Anthony Ray Hinton worked with Hardin on “The Sun Does Shine,” his bestselling Oprah-endorsed memoir about the decades he spent in Alabama before three murders he didn’t commit.
“I felt so comfortable telling Lara things I’ve never told anyone,” he said in a phone interview. “Every time I cried, Lara would stop and say, ‘Wait a minute. Let’s pause for a moment.’ She didn’t rush me to come back. I knew then that this is a gentle soul.
After writing 12 books for other people — 11 of them men — Hardin still wasn’t sure she was ready to tell her own story. She said, “Shame is so tacky. I was so used to keeping my secret.”
After her TEDx Talk, Abrams encouraged her to get started on a proposal, which he sold in a quintuple auction that ended in the top six figures. She used part of the advance to pay more than $15,000 in restitution for her crimes.
In early 2022, Hardin rented a house in Thailand where she wrote a draft of the memoir in seven weeks. She said, “While I was writing the darkest chapters, the thunder shook the villa.” She appreciated the symbolism.
When Hardin sent the manuscript to Eamon Dolan, her editor at Simon & Schuster, he pointed out that “I Wonder” appeared 43 times.
“It wasn’t me who focused on what I was going to say. It was hedging,” Hardin said. “I dove back in.”
In a telephone interview, Dolan continued, “I don’t want a memoir to be the vehicle by which an author invents himself, and it often is. Lara had largely figured herself out. She didn’t hold back. She pushes herself harder than almost anyone I know in my personal and professional life.
“The Many Lives of Mama Love” contains notes from “Wild,” “Orange is the New Black,” and “Catch Me if You Can.” Hardin delves into her troubled childhood (her earliest memory is of her mother banging her own head against a wall); two failed marriages; the escalation of her addiction from opiates to valium to heroin; and her determination to rebuild a stable home for her sons, all four of whom lived with her first husband until she got back on her feet.
She also addresses the Twister-like demands of the criminal justice system. For example, the terms of her discharge required her to be on a drug court and a job release program at the same time.
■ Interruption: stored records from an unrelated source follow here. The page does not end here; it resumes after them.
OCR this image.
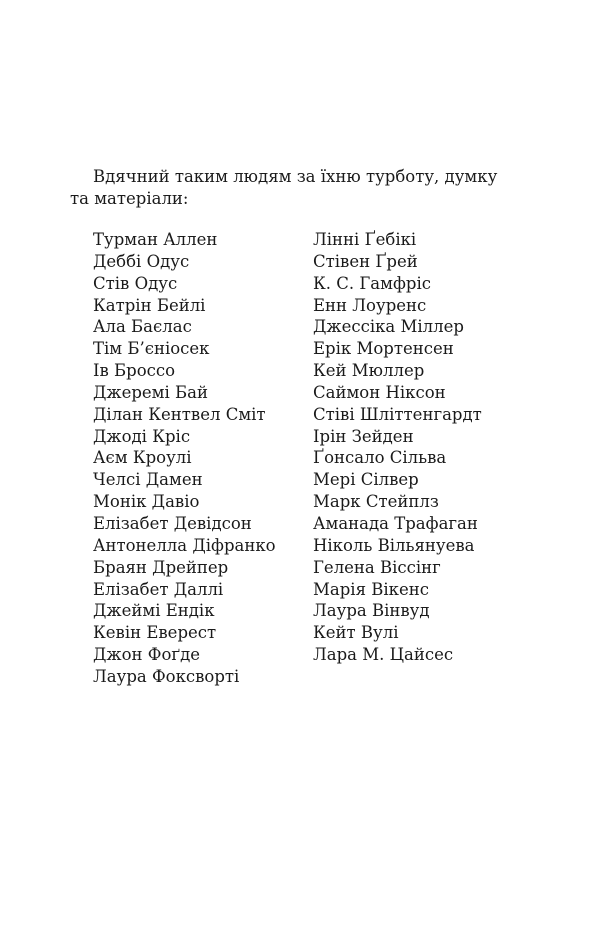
Вдячний таким людям за їхню турботу, думку та матеріали:

Турман Аллен
Деббі Одус
Стів Одус
Катрін Бейлі
Ала Баєлас
Тім Б’єніосек
Ів Броссо
Джеремі Бай
Ділан Кентвел Сміт
Джоді Кріс
Аєм Кроулі
Челсі Дамен
Монік Давіо
Елізабет Девідсон
Антонелла Діфранко
Браян Дрейпер
Елізабет Даллі
Джеймі Ендік
Кевін Еверест
Джон Фоґде
Лаура Фоксворті
Лінні Ґебікі
Стівен Ґрей
К. С. Гамфріс
Енн Лоуренс
Джессіка Міллер
Ерік Мортенсен
Кей Мюллер
Саймон Ніксон
Стіві Шліттенгардт
Ірін Зейден
Ґонсало Сільва
Мері Сілвер
Марк Стейплз
Аманада Трафаган
Ніколь Вільянуева
Гелена Віссінг
Марія Вікенс
Лаура Вінвуд
Кейт Вулі
Лара М. Цайсес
This was challenging even for someone with a car (albeit one that struggled with hills).
“I came from a privileged place, being a white woman, being middle class, getting an education,” Hardin said. “It was still almost impossible not to be sent back to prison. You are ready to fail at every turn.
In a phone interview, Hardin’s son Ty Love, now 27, recalled the first time he visited his mother after she was arrested — “the windowpane, the orange jumpsuit, the phone on the wall” — saying, “I remember her putting on a brave face for us.”
Reading his mother’s book brought him back to that difficult time, Love said, but “it was also healing because I saw my mother’s perspective. I was glad to see her using herself a little more as a bright spot. She is definitely one of my heroes.”
As Hardin drove across a bridge into downtown Santa Cruz, she said she still dreams of her children being taken from her. Pointing to a house on a hill on the other side of the San Lorenzo River, she said, “I remember being in prison and looking up there. I just wanted to be someone who lives in a house.”
Now she’s doing it again. Hardin is married to her third-time-a-charm husband. She doesn’t do drugs. And last year she opened her own agency. It’s called True Literary.
“I chose the name because I like true stories that you wouldn’t believe if they were fiction,” Hardin said. “And because I want to do what’s true for me.”